Slow-light enhanced absorption for bio-chemical sensing applications: potential of low-contrast lossy materials
Jesper Pedersen, Sanshui Xiao, and Niels Asger Mortensen

TL;DR
This paper investigates slow-light enhanced absorption in liquid-infiltrated photonic crystals made of lossy materials, revealing that material loss may not hinder and can even improve bandwidth in bio-chemical sensing devices.
Contribution
It analyzes the impact of material loss on slow-light enhancement in polymer-based photonic crystal sensors, extending previous idealized models to realistic lossy materials.
Findings
Material loss has limited negative impact on absorption enhancement.
Lossy dielectrics can increase bandwidth in low-contrast systems.
Surprising potential for lossy materials to improve sensing performance.
Abstract
Slow-light enhanced absorption in liquid-infiltrated photonic crystals has recently been proposed as a route to compensate for the reduced optical path in typical lab-on-a-chip systems for bio-chemical sensing applications.
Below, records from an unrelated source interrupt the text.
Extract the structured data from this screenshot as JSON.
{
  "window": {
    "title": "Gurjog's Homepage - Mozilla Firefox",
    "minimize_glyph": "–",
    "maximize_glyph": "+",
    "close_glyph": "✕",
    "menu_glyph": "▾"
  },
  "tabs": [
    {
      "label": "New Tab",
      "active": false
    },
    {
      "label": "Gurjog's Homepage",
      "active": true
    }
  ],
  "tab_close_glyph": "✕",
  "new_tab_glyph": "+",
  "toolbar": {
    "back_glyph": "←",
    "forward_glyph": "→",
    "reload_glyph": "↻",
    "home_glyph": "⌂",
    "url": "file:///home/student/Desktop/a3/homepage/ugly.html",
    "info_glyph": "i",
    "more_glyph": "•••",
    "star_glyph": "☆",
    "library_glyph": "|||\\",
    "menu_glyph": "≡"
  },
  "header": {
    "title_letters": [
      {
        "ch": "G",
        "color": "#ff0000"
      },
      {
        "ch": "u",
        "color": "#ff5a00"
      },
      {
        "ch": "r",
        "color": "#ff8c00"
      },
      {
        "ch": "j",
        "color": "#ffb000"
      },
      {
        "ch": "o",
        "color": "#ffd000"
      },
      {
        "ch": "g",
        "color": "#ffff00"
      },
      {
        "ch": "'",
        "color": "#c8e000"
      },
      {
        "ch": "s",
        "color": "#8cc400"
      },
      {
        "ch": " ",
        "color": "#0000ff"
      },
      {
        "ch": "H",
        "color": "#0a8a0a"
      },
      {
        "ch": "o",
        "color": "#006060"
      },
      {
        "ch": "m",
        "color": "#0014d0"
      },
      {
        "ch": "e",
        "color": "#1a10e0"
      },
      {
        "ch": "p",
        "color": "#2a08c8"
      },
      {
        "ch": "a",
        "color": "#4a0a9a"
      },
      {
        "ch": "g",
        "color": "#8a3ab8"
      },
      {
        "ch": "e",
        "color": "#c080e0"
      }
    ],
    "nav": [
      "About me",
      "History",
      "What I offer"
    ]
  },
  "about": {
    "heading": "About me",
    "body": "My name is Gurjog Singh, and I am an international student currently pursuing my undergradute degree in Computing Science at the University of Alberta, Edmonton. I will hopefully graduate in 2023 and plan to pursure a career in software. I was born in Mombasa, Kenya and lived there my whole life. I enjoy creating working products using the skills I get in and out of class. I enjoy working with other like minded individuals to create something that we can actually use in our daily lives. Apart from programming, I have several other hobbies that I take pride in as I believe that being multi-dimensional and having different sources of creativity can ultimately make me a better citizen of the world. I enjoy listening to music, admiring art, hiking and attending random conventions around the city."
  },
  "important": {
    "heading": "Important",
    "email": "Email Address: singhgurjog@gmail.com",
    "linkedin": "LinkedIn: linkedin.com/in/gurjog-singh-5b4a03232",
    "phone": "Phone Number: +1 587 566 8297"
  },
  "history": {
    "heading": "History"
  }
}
A simple perturbative expression has been applied to ideal structures composed of lossless dielectrics. In this work we study the enhancement in structures composed of lossy dielectrics such as a polymer. For this particular sensing application we find that the material loss has an unexpected limited drawback and surprisingly, it may even add to increase the bandwidth for low-index contrast systems such as polymer devices.